Currently braking industry is facing a massive challenge from the regulatory body to reduce brake system non-exhaust fine dust particles. With this imminent regulation it is imperative to investigate solutions which fulfills current regulatory requirements without compromising on the performance aspects of brake system. Alternative solutions like ceramic brake discs are unthinkable in terms of higher cost and longer development cycle. Currently, the focus is on high-speed laser cladding solution with carbide reinforced powder on the brake disc. The challenge in developing such a cladding solution is multifold as there are many options of carbides and matrix materials, also the coating process optimization shall not be overlooked. From a pad development perspective, it is also complicated as we require a coating optimized formulation since the friction pair on the discs is unprecedented. Metco joining and cladding with TMD friction work together to develop right friction pair to reduce fine dust emission without compromising the performance requirements. This paper describes the comparison between a series brake system and Metco coated brake disc with TMD’s optimized pad solution for a famous high range vehicle application. The results will be discussed for both the system with respect to the performance aspects through AK master test and the corresponding improvement in fine dust emission through Euro7 PMP group recommended WLTP cycle.

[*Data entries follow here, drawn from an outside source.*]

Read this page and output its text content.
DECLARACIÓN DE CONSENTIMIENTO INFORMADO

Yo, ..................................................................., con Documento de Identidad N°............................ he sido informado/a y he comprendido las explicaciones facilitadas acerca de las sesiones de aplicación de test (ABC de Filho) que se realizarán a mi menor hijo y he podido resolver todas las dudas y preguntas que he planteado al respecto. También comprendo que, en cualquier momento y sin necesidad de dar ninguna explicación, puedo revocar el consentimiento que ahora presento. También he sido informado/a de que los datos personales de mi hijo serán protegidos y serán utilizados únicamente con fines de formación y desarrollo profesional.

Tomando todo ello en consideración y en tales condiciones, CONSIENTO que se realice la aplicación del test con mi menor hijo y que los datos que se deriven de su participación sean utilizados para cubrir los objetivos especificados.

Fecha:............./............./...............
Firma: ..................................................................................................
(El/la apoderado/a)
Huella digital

Laser cladding technology has been identified as one of the most promising technologies in brake disc coating and reducing the particle emission problem from brake discs. It can provide corrosion and wear resistance as well as a very high mechanical resistance through metallurgical bonding with the substrate. In addition to the technical advantages, laser cladding technology brings economic and supply chain advantages. The process efficiency is higher than 90% and is suitable for the scaling up and industrialization phase. The developed materials used in the laser cladding process are cost-effective, and the process requires minimal masking or preparation. It can also be fully automated using robots and set production lines. In this regard, we have developed a single-layer solution, i.e. DiscCover® Beam using a dedicated laser cladding powder for brake disc application, i.e. Metco®Brake powder. The developed powder is perfectly weldable on cast iron substrates without any pre-processing or pre-heating. From the application development point of view, the developed solution for brake disc coating has technical and quality advantages compared to other coating technologies. First, it can provide the required corrosion and wear resistance over such a thickness of 150-300 µm as a single-layer solution. Secondly, it can produce a coating with minimal heat input and carbon pick up from the substrate resulting in deformation in the disc and cracking in the coating. Finally, it also enables good metallurgical bonding with the substrate which guarantees no coating delamination during the operation. In regard to industrialization for mass production scenarios, the economic advantages of laser cladding technology are far ahead of the competing technologies as well. The process can be scaled up with more laser power, higher process speeds, and powder flow rates in addition to possible innovative machine designs to shorten the coating cycle time. These features are ideal for continuous processes. Present work is intended to provide up-to-date information on the latest trends in laser cladding technology on brake discs from application development to industrialization for mass production scenarios.